Glee for ghee butter fans as Indian researchers develop low cholesterol variety

By Ben Bouckley

- Last updated on GMT

Related tags Milk Butter

Glee for ghee butter fans as Indian researchers develop low cholesterol variety
The Indian National Dairy Research Institute (NDRI) has developed a low-cholesterol ghee butter that is claimed to have 80-85% less cholesterol compared to normal desi ghee made from cow or buffalo milk cream, according to UK paper The Mail.

According to the paper, cholesterol levels present in 100g of ghee are usually around 300 mg. But the new process claims to be able to remove up to 85 per cent of cholesterol without affecting Indian Prevention of Food Adulteration (PFA) rules.

Low fat ghee is produced by treating cow or buffalo cream with an additive called beta-cyclodextrin before making the ghee. NDRI tests on products produced in this fashion found that the ghee's physical and chemical properties were similar, aside from a loss of Vitamin D.

But Dr Umesh Kapil, professor of nutrition at the All India Institute of Medical Sciences told The Mail ​that consumers should not be encouraged to eat more ghee simply because it was lower in cholesterol.

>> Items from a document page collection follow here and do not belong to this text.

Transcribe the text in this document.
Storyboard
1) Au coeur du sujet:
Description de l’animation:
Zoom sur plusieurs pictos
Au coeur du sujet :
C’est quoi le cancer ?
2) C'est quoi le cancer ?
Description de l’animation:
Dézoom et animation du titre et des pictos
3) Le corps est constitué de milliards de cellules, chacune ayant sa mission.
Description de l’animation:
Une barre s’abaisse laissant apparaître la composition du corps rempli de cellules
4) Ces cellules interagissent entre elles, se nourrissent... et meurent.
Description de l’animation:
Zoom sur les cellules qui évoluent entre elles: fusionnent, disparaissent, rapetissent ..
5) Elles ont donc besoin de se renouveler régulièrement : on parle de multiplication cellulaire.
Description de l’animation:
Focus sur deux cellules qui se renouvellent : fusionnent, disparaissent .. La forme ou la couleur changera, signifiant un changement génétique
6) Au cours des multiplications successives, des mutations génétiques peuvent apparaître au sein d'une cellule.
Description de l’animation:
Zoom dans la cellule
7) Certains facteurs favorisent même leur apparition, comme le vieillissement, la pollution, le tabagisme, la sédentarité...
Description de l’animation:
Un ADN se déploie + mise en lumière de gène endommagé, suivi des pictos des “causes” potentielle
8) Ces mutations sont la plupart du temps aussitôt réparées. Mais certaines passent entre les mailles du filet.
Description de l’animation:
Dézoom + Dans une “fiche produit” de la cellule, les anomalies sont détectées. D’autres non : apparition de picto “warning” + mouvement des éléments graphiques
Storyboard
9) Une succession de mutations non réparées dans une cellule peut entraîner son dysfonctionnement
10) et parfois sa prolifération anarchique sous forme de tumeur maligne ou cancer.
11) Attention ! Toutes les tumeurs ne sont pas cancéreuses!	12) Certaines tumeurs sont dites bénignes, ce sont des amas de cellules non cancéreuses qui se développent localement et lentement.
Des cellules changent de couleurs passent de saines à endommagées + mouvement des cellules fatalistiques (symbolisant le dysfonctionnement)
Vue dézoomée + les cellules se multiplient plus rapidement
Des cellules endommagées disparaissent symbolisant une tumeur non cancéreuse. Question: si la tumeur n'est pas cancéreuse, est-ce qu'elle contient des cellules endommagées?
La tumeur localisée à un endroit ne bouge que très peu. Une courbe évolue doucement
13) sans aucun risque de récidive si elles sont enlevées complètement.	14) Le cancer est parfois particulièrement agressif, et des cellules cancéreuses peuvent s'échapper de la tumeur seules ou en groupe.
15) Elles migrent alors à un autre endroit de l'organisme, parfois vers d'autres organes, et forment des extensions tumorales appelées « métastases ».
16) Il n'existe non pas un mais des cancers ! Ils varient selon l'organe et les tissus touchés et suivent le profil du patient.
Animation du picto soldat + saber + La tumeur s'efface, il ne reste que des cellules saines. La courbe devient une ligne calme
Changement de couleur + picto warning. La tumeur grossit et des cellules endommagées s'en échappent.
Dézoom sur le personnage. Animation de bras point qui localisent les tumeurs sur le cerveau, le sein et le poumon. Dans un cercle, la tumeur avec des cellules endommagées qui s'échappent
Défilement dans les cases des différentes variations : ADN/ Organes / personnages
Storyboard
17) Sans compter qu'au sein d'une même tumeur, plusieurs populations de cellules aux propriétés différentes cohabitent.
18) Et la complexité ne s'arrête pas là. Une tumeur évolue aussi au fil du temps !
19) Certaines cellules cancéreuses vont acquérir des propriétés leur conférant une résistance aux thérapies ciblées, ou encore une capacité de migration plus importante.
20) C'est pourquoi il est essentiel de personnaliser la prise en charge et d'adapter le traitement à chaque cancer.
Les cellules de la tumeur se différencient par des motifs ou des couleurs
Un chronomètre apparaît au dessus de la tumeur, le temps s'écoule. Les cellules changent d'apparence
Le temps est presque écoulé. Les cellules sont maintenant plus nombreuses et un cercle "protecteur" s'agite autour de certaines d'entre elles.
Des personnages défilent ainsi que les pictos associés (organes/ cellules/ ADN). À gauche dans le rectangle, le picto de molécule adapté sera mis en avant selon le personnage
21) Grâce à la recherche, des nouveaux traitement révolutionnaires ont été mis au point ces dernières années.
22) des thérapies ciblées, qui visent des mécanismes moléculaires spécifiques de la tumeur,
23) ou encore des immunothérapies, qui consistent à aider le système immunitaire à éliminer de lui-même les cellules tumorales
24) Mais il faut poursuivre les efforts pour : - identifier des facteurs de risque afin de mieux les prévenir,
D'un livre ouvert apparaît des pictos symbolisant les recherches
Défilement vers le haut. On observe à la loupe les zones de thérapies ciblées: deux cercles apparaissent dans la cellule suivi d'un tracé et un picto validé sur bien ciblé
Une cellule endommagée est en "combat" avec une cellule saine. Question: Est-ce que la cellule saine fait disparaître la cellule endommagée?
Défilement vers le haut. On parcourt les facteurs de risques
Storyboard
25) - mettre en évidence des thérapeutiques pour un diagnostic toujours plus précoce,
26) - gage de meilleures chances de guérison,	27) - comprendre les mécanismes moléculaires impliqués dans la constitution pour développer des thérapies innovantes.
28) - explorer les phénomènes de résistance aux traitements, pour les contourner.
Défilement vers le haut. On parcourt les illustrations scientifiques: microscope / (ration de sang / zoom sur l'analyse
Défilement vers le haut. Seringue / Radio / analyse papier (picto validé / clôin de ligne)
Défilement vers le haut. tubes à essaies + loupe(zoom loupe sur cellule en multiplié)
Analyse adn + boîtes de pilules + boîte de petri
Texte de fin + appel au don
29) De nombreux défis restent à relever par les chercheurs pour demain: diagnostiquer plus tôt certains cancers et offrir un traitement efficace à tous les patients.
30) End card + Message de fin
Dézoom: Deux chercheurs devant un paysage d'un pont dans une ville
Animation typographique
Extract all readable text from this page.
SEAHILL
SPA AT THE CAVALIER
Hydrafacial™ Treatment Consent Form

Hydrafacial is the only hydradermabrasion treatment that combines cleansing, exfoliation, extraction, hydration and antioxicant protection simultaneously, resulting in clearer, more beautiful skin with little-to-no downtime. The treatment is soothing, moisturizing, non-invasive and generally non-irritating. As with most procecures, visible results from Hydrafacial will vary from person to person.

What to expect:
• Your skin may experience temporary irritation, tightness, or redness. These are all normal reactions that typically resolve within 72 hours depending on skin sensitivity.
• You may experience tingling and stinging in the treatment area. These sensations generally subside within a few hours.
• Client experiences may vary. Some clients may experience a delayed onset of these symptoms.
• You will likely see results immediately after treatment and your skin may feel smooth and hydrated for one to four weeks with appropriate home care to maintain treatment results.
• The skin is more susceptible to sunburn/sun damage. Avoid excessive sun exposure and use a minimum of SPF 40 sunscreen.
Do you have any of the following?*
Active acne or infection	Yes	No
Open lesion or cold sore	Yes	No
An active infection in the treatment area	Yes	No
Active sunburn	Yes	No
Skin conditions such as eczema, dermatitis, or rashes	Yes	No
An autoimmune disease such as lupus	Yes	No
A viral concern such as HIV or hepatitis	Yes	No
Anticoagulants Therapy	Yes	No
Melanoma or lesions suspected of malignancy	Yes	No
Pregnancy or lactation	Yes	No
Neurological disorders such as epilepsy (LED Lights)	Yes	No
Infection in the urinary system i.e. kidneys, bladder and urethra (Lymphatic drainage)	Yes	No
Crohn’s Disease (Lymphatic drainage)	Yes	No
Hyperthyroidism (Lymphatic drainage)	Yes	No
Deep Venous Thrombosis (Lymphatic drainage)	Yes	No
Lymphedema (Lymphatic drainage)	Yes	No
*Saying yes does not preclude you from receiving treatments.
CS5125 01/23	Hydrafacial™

'It is a good innovation, but such ghee would be useful only for people who consume large amounts of visible fat in the form of oils and ghee,' ​ he said.

1 comment

Low cholesterol - not low fat

Posted by Judith Narvhus (Prof),

The process, actually developed by NDRI in 2006 reduces the cholesterol concentration in ghee. The amount of fat (almost 100%) is not reduced. If the amount of fat was reduced this would make it unusable for its normal purposes such as frying of foods, and it could not legally be called ghee.